March 31, 2011 at 4:06 pm EDT | by Mark Lee
D.C. small businesses face worst-in-nation obstacles

When local community activists gather to assess the political environment in D.C. and reflect on their efforts to attain LGBT legislative equality and legal protections, they celebrate the support received from the District’s political establishment and the relative ease by which civil fairness and equity are achieved.

In contrast, when local community small business owners and entrepreneurs hang out together, they commiserate with one another regarding the legendary obstacles and seemingly incessant burdens of operating a commercial enterprise in Washington.

They do so with good reason.

Once again, D.C. has maintained its perennial notoriety as the least-friendly environment in the nation for the development and success of small business endeavors.

The latest annual survey and analysis by the Small Business and Entrepreneurship Council again ranks the District of Columbia dead last among itself and the 50 states when measuring governmental barriers to community enterprise and independent professional activities.
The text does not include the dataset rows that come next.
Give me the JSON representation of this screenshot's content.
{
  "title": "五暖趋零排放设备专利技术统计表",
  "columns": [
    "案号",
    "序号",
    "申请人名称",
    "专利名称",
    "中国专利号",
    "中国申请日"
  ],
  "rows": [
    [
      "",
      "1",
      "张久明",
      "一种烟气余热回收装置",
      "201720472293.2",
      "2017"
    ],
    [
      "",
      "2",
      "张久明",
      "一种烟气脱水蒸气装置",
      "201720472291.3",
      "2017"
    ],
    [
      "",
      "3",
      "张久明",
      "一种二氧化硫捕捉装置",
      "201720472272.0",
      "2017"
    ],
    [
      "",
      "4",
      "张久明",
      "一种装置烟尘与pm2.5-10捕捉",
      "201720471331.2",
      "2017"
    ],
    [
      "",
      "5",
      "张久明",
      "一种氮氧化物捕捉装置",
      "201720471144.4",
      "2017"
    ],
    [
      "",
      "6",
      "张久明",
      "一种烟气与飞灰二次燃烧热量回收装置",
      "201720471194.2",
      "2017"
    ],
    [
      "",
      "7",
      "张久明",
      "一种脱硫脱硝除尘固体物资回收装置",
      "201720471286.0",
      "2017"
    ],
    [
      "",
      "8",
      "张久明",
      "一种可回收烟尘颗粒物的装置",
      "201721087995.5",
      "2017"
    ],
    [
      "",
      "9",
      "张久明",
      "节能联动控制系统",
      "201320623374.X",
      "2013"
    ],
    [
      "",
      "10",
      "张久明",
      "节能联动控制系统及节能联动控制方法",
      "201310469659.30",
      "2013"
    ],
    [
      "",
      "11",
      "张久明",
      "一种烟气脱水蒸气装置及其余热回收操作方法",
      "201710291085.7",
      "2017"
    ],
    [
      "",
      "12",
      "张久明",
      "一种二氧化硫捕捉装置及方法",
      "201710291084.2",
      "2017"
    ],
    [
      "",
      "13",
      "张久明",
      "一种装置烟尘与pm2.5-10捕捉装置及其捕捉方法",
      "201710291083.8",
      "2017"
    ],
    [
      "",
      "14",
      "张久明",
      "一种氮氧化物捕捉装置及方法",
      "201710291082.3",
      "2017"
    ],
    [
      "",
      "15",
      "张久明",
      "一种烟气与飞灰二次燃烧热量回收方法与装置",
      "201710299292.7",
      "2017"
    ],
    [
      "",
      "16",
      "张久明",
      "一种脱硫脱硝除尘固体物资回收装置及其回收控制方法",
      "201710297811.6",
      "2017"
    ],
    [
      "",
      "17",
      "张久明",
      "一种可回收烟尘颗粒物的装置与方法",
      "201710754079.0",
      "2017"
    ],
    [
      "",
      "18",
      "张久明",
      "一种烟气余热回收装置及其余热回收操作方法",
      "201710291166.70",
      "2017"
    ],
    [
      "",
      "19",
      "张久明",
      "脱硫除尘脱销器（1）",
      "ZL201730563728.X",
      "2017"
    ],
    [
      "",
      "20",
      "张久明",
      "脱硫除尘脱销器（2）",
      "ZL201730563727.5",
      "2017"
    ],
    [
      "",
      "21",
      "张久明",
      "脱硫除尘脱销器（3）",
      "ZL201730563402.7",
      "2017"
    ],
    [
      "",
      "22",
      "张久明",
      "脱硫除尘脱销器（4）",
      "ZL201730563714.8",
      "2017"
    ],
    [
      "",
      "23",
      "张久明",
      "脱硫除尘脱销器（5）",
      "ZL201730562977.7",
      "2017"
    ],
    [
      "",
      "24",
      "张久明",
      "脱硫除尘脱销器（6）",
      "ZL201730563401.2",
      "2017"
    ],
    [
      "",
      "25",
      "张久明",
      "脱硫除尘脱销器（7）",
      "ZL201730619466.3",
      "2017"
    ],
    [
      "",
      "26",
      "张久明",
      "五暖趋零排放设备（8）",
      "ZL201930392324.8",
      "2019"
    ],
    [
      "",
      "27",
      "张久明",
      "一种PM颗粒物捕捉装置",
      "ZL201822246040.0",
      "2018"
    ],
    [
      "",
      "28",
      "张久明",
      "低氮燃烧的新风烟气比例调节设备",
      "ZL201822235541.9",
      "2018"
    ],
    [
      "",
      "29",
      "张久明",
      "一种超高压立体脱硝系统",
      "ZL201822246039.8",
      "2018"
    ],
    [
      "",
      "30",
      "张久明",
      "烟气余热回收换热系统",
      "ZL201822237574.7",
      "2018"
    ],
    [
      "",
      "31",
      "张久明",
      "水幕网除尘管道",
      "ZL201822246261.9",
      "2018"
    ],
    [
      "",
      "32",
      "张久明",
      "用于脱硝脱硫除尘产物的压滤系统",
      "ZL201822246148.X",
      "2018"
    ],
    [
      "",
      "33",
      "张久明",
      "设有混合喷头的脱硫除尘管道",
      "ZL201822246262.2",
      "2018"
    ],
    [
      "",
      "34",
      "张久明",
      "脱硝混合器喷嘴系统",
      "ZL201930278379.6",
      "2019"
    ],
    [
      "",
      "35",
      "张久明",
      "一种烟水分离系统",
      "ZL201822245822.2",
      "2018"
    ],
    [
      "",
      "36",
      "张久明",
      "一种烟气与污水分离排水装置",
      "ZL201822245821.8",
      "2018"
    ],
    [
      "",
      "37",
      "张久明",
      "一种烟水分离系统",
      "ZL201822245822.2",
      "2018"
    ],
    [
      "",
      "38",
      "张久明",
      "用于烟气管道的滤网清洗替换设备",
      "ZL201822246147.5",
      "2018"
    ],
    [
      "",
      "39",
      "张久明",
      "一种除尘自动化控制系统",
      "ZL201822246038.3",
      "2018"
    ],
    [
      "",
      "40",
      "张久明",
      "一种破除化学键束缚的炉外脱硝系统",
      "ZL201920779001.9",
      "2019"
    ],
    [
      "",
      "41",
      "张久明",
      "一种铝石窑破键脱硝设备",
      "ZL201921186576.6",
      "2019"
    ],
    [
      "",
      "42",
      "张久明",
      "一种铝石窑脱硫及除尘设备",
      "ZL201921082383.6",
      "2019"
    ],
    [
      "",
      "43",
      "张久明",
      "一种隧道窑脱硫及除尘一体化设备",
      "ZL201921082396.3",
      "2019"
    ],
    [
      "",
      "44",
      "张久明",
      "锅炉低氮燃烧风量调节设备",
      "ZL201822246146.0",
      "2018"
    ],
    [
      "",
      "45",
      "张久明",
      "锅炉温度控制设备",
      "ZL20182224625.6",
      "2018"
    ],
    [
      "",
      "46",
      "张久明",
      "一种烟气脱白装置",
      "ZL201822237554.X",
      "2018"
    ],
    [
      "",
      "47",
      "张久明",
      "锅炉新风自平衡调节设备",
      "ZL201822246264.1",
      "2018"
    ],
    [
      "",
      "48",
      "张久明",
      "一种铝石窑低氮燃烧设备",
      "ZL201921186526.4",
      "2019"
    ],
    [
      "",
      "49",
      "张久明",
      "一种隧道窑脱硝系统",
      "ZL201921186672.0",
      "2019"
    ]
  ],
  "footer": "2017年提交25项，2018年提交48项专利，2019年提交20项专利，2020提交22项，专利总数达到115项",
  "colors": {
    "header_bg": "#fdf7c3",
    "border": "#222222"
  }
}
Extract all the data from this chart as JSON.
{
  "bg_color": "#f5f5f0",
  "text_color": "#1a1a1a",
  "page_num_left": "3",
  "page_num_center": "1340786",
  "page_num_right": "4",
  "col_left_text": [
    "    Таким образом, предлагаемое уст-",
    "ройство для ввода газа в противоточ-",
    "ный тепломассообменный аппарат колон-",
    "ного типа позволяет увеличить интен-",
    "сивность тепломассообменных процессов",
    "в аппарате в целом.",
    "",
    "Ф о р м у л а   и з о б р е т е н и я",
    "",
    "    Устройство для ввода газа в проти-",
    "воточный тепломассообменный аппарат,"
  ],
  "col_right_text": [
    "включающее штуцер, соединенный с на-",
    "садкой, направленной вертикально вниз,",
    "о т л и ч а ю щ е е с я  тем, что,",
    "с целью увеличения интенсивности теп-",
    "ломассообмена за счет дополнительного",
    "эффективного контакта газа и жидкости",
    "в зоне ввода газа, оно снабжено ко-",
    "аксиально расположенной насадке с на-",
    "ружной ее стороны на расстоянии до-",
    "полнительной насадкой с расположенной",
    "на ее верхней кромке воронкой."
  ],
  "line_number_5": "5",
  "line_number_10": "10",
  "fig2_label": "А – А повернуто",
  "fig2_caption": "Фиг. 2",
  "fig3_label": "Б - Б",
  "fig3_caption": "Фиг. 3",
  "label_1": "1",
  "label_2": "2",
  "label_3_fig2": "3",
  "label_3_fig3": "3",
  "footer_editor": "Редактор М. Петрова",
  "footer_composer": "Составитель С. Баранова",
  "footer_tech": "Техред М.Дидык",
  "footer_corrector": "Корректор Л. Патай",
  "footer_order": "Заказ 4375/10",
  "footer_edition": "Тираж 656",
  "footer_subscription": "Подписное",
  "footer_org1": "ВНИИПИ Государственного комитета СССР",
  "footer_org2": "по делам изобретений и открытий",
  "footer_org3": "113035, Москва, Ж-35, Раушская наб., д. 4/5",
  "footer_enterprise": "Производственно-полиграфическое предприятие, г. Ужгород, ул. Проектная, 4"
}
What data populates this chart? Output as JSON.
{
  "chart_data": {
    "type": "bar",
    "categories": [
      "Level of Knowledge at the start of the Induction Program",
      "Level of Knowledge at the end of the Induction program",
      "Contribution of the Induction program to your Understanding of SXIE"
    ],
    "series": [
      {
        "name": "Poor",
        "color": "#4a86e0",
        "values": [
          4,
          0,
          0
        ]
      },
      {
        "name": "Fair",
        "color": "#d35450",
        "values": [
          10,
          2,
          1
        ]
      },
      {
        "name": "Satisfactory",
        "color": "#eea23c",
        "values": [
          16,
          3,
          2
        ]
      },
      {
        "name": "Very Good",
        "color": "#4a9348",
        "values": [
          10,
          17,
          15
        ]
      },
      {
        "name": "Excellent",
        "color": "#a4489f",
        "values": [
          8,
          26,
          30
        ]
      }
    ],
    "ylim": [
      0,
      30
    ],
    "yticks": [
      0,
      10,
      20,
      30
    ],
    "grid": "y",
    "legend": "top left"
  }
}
This is the same embarrassing position our local political leadership has earned for as long as anyone can recall, and a distinction mirrored by other sources.

In its 15th annual “Small Business Survival Index: Ranking the Policy Environment for Entrepreneurship Across the Nation” released recently, the SBE Council’s widely reported and well-regarded measurement based on 38 critical areas of government policy and government-imposed costs, D.C. occupies last place. In fact, as the report notes, if all measurements by which the 50 states are judged were included – some of which the study exempts D.C. due to its unique status – its ranking would shoot through the floor and register a far distance from the closest state jurisdictions with the worst rankings.

This harsh day-to-day operational reality for small business enterprises disproportionately affects gays and lesbians due to the significantly higher prevalence of our numbers engaged in entrepreneurial activities.

While difficult to quantify, it has been long and generally accepted that the LGBT community represents a higher per capita percentage than the general population of those engaged in small business ownership and operation, leadership roles in entrepreneurial enterprises, professional services employment, sole proprietorships, independent contractors, work in creative class industries and artistic endeavors, technical consultancies, personal services and a wide range of similar occupational categories.

The available statistical and anecdotal evidence suggests that this has been and continues to be the result of a higher proportion of gays and lesbians engaged in diversified professional paths due to factors such as a self-directed desire to operate outside of conventional norms, foregoing a traditionally truncated career advancement track historically outside of reach, pursuing lines of work that dictate or lend themselves to independent engagement, willingness to take on challenges and confront risk, and a ready-made community “village” requiring and encouraging its own internal consumer services and business supply environments.

The National Gay and Lesbian Chamber of Commerce (NGLCC) reports that an estimated 10 percent of the nation’s LGBT consumers are themselves entrepreneurs and business owners.

For that reason alone, the D.C. government’s hostile political culture and heavy-handed counterproductive policy posture thwarting small business development and a healthy private sector economic environment should be an issue of concern to our community and our advocates.

Of course, a shift in the historically self-destructive policies of local government leaders more eager to extract increasingly higher business and consumer taxes and fees and impose burdensome over-regulation of which they are ill-equipped to administer won’t be easy or quick.

The D.C. Council’s propensity for freewheeling and wasteful government spending has contributed to the current budget crisis and financial emergency. Plundering even more resources from community small businesses and diminishing the inherent benefits to the local economy has long proven easier than confronting their profligate ways.

Until our local government leaders reform these practices and grasp the implications of their all-too-eager reflex to hamstring indigenous enterprises with excessive regulation and taxation, the environment for entrepreneurial success won’t improve.

Our community has a unique stake in the ability of local politicians to discern what truly drives local economic development, strengthens the economy, generates local jobs and creates enhanced amenities for residents as a result of policies expanding opportunities for success among local businesses.

Our message to them should be a simple one: stop killing the geese that lay all those golden eggs.

Mark Lee is a local small business manager and long-time community business advocate. Reach him at

  • Thank you for writing this article. I can hardly wait to see how the fundamentalists of big government who seem to dominate our movement respond.

  • This was a refreshing article. Years ago I was one of the three initial partners in a GLBT business adventure (with another man and one woman) and we intentionally discussed and based our business in Maryland at that time. The company has since moved to Washington State. At no time was basing the business in WDC a serious option. We wish that it had been, but the business environment at that time was equally unfriendly as it seems to continue to be today.

    And economic empowerment is a key part of having and being able to enjoy all of our rights. This is not separate from the movement for marriage, adoption, and open work rights (such as in the military), but is a core part of enjoying our freedoms and choices.

  • FINALLY! Someone in our community laying it out like it is. And WHY aren’t our so-called “leaders” and “advocates” talking about these issues?

  • Great article and informative; having moved from D.C. some 13 years ago I was unaware of the current climate for small businesses. I often consider moving back to the area so thank you for the insight.